Bei der Friedrich-Naumann-Stiftung für die Freiheit haben meine Kolleg:innen und ich ein Impulspapier unter dem Titel „Allianzen für Demokratie – Liberale Ansätze für den neuen Systemwettbewerb“ herausgebracht. Bereichert wurde das Papier mit Beiträgen von Johannes Vogel MdB, erster parlamentarischer Geschäftsführer der Fraktion der Freien Demokraten im Deutschen Bundestag, Michael Link MdB dem Koordinator der Bundesregierung für die transatlantischen Beziehungen, sowie dem Demokratieexperten Dr. Christopher Gohl.

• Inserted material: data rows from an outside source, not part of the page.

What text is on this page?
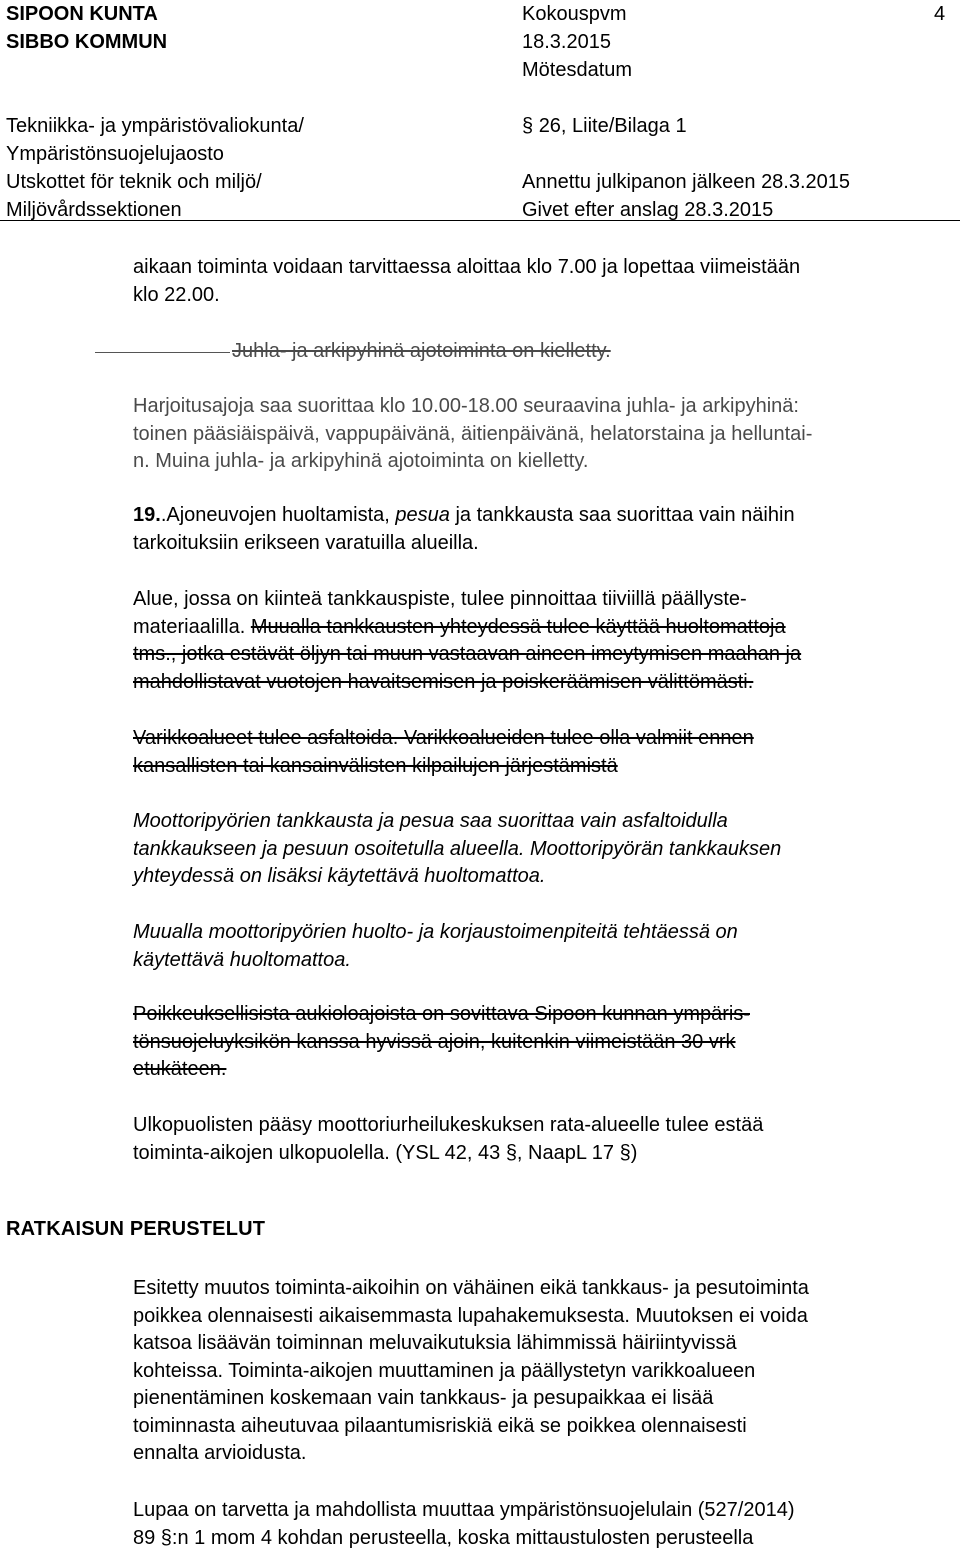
SIPOON KUNTA
SIBBO KOMMUN
Kokouspvm
18.3.2015
Mötesdatum
4
Tekniikka- ja ympäristövaliokunta/
Ympäristönsuojelujaosto
Utskottet för teknik och miljö/
Miljövårdssektionen
§ 26, Liite/Bilaga 1
Annettu julkipanon jälkeen 28.3.2015
Givet efter anslag 28.3.2015
aikaan toiminta voidaan tarvittaessa aloittaa klo 7.00 ja lopettaa viimeistään
klo 22.00.
Juhla- ja arkipyhinä ajotoiminta on kielletty.
–
Harjoitusajoja saa suorittaa klo 10.00-18.00 seuraavina juhla- ja arkipyhinä:
toinen pääsiäispäivä, vappupäivänä, äitienpäivänä, helatorstaina ja helluntai-
n. Muina juhla- ja arkipyhinä ajotoiminta on kielletty.
19..Ajoneuvojen huoltamista, pesua ja tankkausta saa suorittaa vain näihin
tarkoituksiin erikseen varatuilla alueilla.
Alue, jossa on kiinteä tankkauspiste, tulee pinnoittaa tiiviillä päällyste-
materiaalilla. Muualla tankkausten yhteydessä tulee käyttää huoltomattoja
tms., jotka estävät öljyn tai muun vastaavan aineen imeytymisen maahan ja
mahdollistavat vuotojen havaitsemisen ja poiskeräämisen välittömästi.
Varikkoalueet tulee asfaltoida. Varikkoalueiden tulee olla valmiit ennen
kansallisten tai kansainvälisten kilpailujen järjestämistä
Moottoripyörien tankkausta ja pesua saa suorittaa vain asfaltoidulla
tankkaukseen ja pesuun osoitetulla alueella. Moottoripyörän tankkauksen
yhteydessä on lisäksi käytettävä huoltomattoa.
Muualla moottoripyörien huolto- ja korjaustoimenpiteitä tehtäessä on
käytettävä huoltomattoa.
Poikkeuksellisista aukioloajoista on sovittava Sipoon kunnan ympäris-
tönsuojeluyksikön kanssa hyvissä ajoin, kuitenkin viimeistään 30 vrk
etukäteen.
Ulkopuolisten pääsy moottoriurheilukeskuksen rata-alueelle tulee estää
toiminta-aikojen ulkopuolella. (YSL 42, 43 §, NaapL 17 §)
RATKAISUN PERUSTELUT
Esitetty muutos toiminta-aikoihin on vähäinen eikä tankkaus- ja pesutoiminta
poikkea olennaisesti aikaisemmasta lupahakemuksesta. Muutoksen ei voida
katsoa lisäävän toiminnan meluvaikutuksia lähimmissä häiriintyvissä
kohteissa. Toiminta-aikojen muuttaminen ja päällystetyn varikkoalueen
pienentäminen koskemaan vain tankkaus- ja pesupaikkaa ei lisää
toiminnasta aiheutuvaa pilaantumisriskiä eikä se poikkea olennaisesti
ennalta arvioidusta.
Lupaa on tarvetta ja mahdollista muuttaa ympäristönsuojelulain (527/2014)
89 §:n 1 mom 4 kohdan perusteella, koska mittaustulosten perusteella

Mein Beitrag handelt über die Bedeutung der Internet Governance als Grundlage von Demokratien im digitalen Zeitalter. Ich argumentiere hier, dass dieses Thema leider zu häufig vergessen wird, bzw. keine Attraktivität hat, um die Stimmen von Wähler:innen für sich zu gewinnen. Dabei wird durch die digitale Infrastruktur im weitesten Sinne (also inkl. Regulierung) das Fundament für unsere Zukunft gelegt; die Straßen und Regeln für unser Zusammenleben auch über nationalstaatliche Grenzen hinweg. Daher ist es umso wichtiger, dass hier demokratische und menschenrechtliche Werte verankert werden, denn nur so können wir auch in Zukunft auf Basis dieser und damit in Freiheit leben.

Die Publikation kann hier kostenfrei heruntergeladen werden.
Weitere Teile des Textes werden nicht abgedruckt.